Brad Grey is a TV guy. (You know him, if for no other reason, because he is one of the men behind The Sopranos.) TV guys are not supposed to know anything about movies.
And
yet, Brad Grey is running one of the oldest and most respected movie
studios in America -- Paramount Pictures, an outfit which, according to
one of Grey's collegues, is "on our way to making money", quite an
accomplishment in today's Hollywood -- and this weekend will see the
release of Cloverfield, a huge gamble that Grey greenlighted at significant personal risk (and which is the product of J.J. Abrams, another TV guy).

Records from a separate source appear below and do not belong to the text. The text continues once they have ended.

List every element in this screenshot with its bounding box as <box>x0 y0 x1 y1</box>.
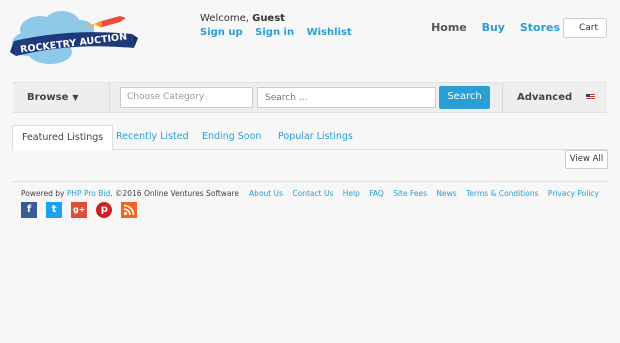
advanced-search-link[interactable]: Advanced <box>517 92 572 103</box>
category-select[interactable]: Choose Category <box>120 87 253 108</box>
footer-link-contact[interactable]: Contact Us <box>292 189 333 198</box>
powered-by: Powered by PHP Pro Bid. ©2016 Online Ven… <box>21 189 239 198</box>
footer-link-help[interactable]: Help <box>343 189 360 198</box>
rocket-logo-icon: ROCKETRY AUCTION <box>10 11 138 64</box>
nav-buy[interactable]: Buy <box>482 21 505 34</box>
browse-label: Browse <box>27 92 69 103</box>
footer-link-news[interactable]: News <box>436 189 456 198</box>
welcome-user: Guest <box>252 13 285 24</box>
tab-recently-listed[interactable]: Recently Listed <box>116 125 189 150</box>
tab-popular-listings[interactable]: Popular Listings <box>278 125 353 150</box>
listing-tabs: Featured Listings Recently Listed Ending… <box>12 125 608 150</box>
welcome-text: Welcome, Guest <box>200 13 285 24</box>
php-pro-bid-link[interactable]: PHP Pro Bid <box>67 189 110 198</box>
facebook-icon[interactable]: f <box>21 202 37 218</box>
tab-ending-soon[interactable]: Ending Soon <box>202 125 261 150</box>
search-button[interactable]: Search <box>439 86 490 109</box>
view-all-button[interactable]: View All <box>565 150 608 169</box>
divider <box>109 83 110 112</box>
caret-down-icon: ▼ <box>72 93 79 102</box>
footer-divider <box>12 181 608 182</box>
tab-featured-listings[interactable]: Featured Listings <box>12 125 114 150</box>
welcome-prefix: Welcome, <box>200 13 249 24</box>
twitter-icon[interactable]: t <box>46 202 63 218</box>
social-icons: f t g+ p <box>21 202 141 218</box>
nav-stores[interactable]: Stores <box>520 21 560 34</box>
wishlist-link[interactable]: Wishlist <box>307 27 352 38</box>
footer-link-terms[interactable]: Terms & Conditions <box>466 189 538 198</box>
browse-dropdown[interactable]: Browse ▼ <box>27 92 79 103</box>
copyright-text: . ©2016 Online Ventures Software <box>110 189 240 198</box>
cart-button[interactable]: Cart <box>563 18 607 38</box>
top-nav: Home Buy Stores <box>420 21 560 34</box>
rss-icon[interactable] <box>121 202 138 218</box>
signup-link[interactable]: Sign up <box>200 27 243 38</box>
footer-links: About Us Contact Us Help FAQ Site Fees N… <box>242 189 599 198</box>
footer-link-privacy[interactable]: Privacy Policy <box>548 189 599 198</box>
divider <box>502 83 503 112</box>
nav-home[interactable]: Home <box>431 21 467 34</box>
site-logo[interactable]: ROCKETRY AUCTION <box>10 8 138 70</box>
search-input[interactable] <box>257 87 436 108</box>
user-links: Sign up Sign in Wishlist <box>200 27 361 38</box>
powered-prefix: Powered by <box>21 189 65 198</box>
cart-label: Cart <box>578 23 598 33</box>
footer-link-faq[interactable]: FAQ <box>369 189 384 198</box>
us-flag-icon[interactable] <box>586 94 595 100</box>
footer-link-site-fees[interactable]: Site Fees <box>393 189 427 198</box>
pinterest-icon[interactable]: p <box>96 202 113 218</box>
search-bar: Browse▼ Choose Category Search Advanced <box>13 82 607 113</box>
signin-link[interactable]: Sign in <box>255 27 294 38</box>
footer-link-about[interactable]: About Us <box>249 189 283 198</box>
google-plus-icon[interactable]: g+ <box>71 202 88 218</box>
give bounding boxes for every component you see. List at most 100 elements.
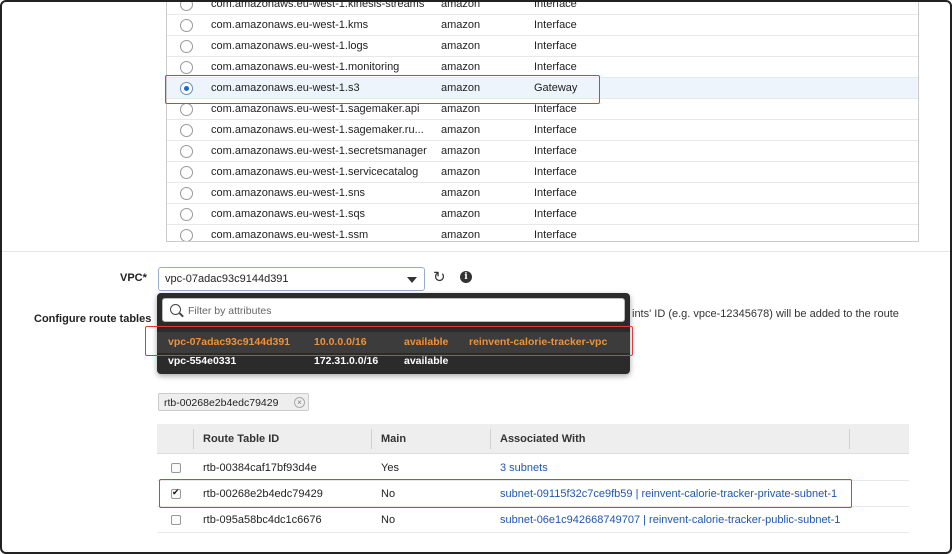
vpc-option-state: available	[404, 336, 449, 348]
filter-input[interactable]: Filter by attributes	[162, 298, 625, 322]
service-type: Interface	[534, 187, 577, 199]
service-row[interactable]: com.amazonaws.eu-west-1.sns amazon Inter…	[167, 183, 918, 204]
vpc-option-cidr: 10.0.0.0/16	[314, 336, 367, 348]
service-radio[interactable]	[180, 103, 193, 116]
column-header-main[interactable]: Main	[381, 433, 406, 445]
service-type: Interface	[534, 19, 577, 31]
service-row[interactable]: com.amazonaws.eu-west-1.kinesis-streams …	[167, 2, 918, 15]
service-name: com.amazonaws.eu-west-1.sagemaker.ru...	[211, 124, 424, 136]
service-owner: amazon	[441, 61, 481, 73]
vpc-option-cidr: 172.31.0.0/16	[314, 355, 379, 367]
row-checkbox[interactable]	[171, 515, 181, 525]
info-icon[interactable]: i	[460, 271, 472, 283]
service-type: Interface	[534, 166, 577, 178]
table-row-selected[interactable]: rtb-00268e2b4edc79429 No subnet-09115f32…	[157, 481, 909, 507]
service-owner: amazon	[441, 82, 481, 94]
row-checkbox[interactable]	[171, 463, 181, 473]
service-radio[interactable]	[180, 61, 193, 74]
route-tables-description: ints' ID (e.g. vpce-12345678) will be ad…	[632, 308, 899, 320]
section-divider	[2, 251, 950, 252]
vpc-select[interactable]: vpc-07adac93c9144d391	[158, 267, 425, 291]
service-name: com.amazonaws.eu-west-1.kms	[211, 19, 369, 31]
service-row[interactable]: com.amazonaws.eu-west-1.logs amazon Inte…	[167, 36, 918, 57]
vpc-label: VPC*	[120, 272, 147, 284]
service-owner: amazon	[441, 103, 481, 115]
service-name: com.amazonaws.eu-west-1.ssm	[211, 229, 369, 241]
route-table-id: rtb-00268e2b4edc79429	[203, 488, 323, 500]
column-header-route-table-id[interactable]: Route Table ID	[203, 433, 279, 445]
vpc-option-state: available	[404, 355, 449, 367]
route-table-main: No	[381, 488, 396, 500]
refresh-icon[interactable]: ↻	[433, 270, 446, 286]
service-radio[interactable]	[180, 229, 193, 241]
service-radio[interactable]	[180, 2, 193, 11]
column-header-associated-with[interactable]: Associated With	[500, 433, 585, 445]
vpc-option-highlighted[interactable]: vpc-07adac93c9144d391 10.0.0.0/16 availa…	[157, 332, 630, 353]
vpc-select-value: vpc-07adac93c9144d391	[165, 273, 289, 285]
column-separator	[849, 429, 850, 449]
row-checkbox-checked[interactable]	[171, 487, 181, 499]
service-owner: amazon	[441, 208, 481, 220]
service-name: com.amazonaws.eu-west-1.sagemaker.api	[211, 103, 420, 115]
service-radio[interactable]	[180, 145, 193, 158]
service-owner: amazon	[441, 145, 481, 157]
vpc-dropdown: Filter by attributes vpc-07adac93c9144d3…	[157, 293, 630, 374]
service-name: com.amazonaws.eu-west-1.logs	[211, 40, 369, 52]
service-row[interactable]: com.amazonaws.eu-west-1.kms amazon Inter…	[167, 15, 918, 36]
service-type: Interface	[534, 229, 577, 241]
tag-remove-icon[interactable]: ×	[294, 397, 305, 408]
configure-route-tables-label: Configure route tables	[34, 313, 152, 325]
vpc-option[interactable]: vpc-554e0331 172.31.0.0/16 available	[157, 351, 630, 372]
vpc-option-id: vpc-554e0331	[168, 355, 237, 367]
route-table-id: rtb-095a58bc4dc1c6676	[203, 514, 322, 526]
service-row[interactable]: com.amazonaws.eu-west-1.monitoring amazo…	[167, 57, 918, 78]
filter-placeholder: Filter by attributes	[188, 305, 272, 317]
table-row[interactable]: rtb-00384caf17bf93d4e Yes 3 subnets	[157, 455, 909, 481]
service-radio[interactable]	[180, 166, 193, 179]
service-owner: amazon	[441, 187, 481, 199]
selected-route-table-tag: rtb-00268e2b4edc79429 ×	[158, 393, 309, 411]
service-owner: amazon	[441, 229, 481, 241]
service-type: Interface	[534, 40, 577, 52]
service-list: com.amazonaws.eu-west-1.kinesis-streams …	[166, 2, 919, 242]
service-row-selected[interactable]: com.amazonaws.eu-west-1.s3 amazon Gatewa…	[167, 78, 918, 99]
service-row[interactable]: com.amazonaws.eu-west-1.sqs amazon Inter…	[167, 204, 918, 225]
service-type: Interface	[534, 103, 577, 115]
service-name: com.amazonaws.eu-west-1.s3	[211, 82, 360, 94]
service-radio[interactable]	[180, 40, 193, 53]
service-radio[interactable]	[180, 19, 193, 32]
service-row[interactable]: com.amazonaws.eu-west-1.secretsmanager a…	[167, 141, 918, 162]
service-type: Interface	[534, 2, 577, 10]
screenshot-frame: com.amazonaws.eu-west-1.kinesis-streams …	[0, 0, 952, 554]
service-radio[interactable]	[180, 124, 193, 137]
service-radio[interactable]	[180, 187, 193, 200]
column-separator	[371, 429, 372, 449]
vpc-option-id: vpc-07adac93c9144d391	[168, 336, 291, 348]
service-owner: amazon	[441, 166, 481, 178]
service-row[interactable]: com.amazonaws.eu-west-1.sagemaker.ru... …	[167, 120, 918, 141]
route-table-main: No	[381, 514, 396, 526]
tag-label: rtb-00268e2b4edc79429	[164, 397, 279, 409]
service-owner: amazon	[441, 124, 481, 136]
route-table-header: Route Table ID Main Associated With	[157, 424, 909, 454]
route-table-main: Yes	[381, 462, 399, 474]
table-row[interactable]: rtb-095a58bc4dc1c6676 No subnet-06e1c942…	[157, 507, 909, 533]
service-type: Interface	[534, 145, 577, 157]
service-radio-selected[interactable]	[180, 82, 193, 95]
service-owner: amazon	[441, 40, 481, 52]
service-row[interactable]: com.amazonaws.eu-west-1.ssm amazon Inter…	[167, 225, 918, 241]
service-owner: amazon	[441, 19, 481, 31]
search-icon	[170, 304, 181, 315]
route-table-id: rtb-00384caf17bf93d4e	[203, 462, 317, 474]
service-type: Interface	[534, 208, 577, 220]
service-row[interactable]: com.amazonaws.eu-west-1.servicecatalog a…	[167, 162, 918, 183]
route-table-associated-link[interactable]: 3 subnets	[500, 462, 548, 474]
route-table-associated-link[interactable]: subnet-06e1c942668749707 | reinvent-calo…	[500, 514, 840, 526]
chevron-down-icon	[407, 277, 417, 283]
column-separator	[193, 429, 194, 449]
route-table-associated-link[interactable]: subnet-09115f32c7ce9fb59 | reinvent-calo…	[500, 488, 837, 500]
service-radio[interactable]	[180, 208, 193, 221]
column-separator	[490, 429, 491, 449]
service-row[interactable]: com.amazonaws.eu-west-1.sagemaker.api am…	[167, 99, 918, 120]
service-name: com.amazonaws.eu-west-1.kinesis-streams	[211, 2, 425, 10]
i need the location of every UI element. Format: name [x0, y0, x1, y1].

In an interesting interview with the New York Times, Grey discusses his trial by fire as the head of Paramount,
the management shuffles that accompanied his rise to the top, and his
conception of Abrams as the Spielberg to his Lew Wasserman. It's
fascinating not only because of what Grey has to say -- a typical
producer's mix of cautiousness and braggadocio, but without the guarded
defensiveness that usually comes with habitiual ass-covering -- but
because of the insight it has into the business of running a studio at
a time when business is shakier than ever and very little gets produced
at the top end without a guarantee of making money. It's in light of
situations like this that whether or not Cloverfield succeeds will mean a lot more than the failure of a single movie.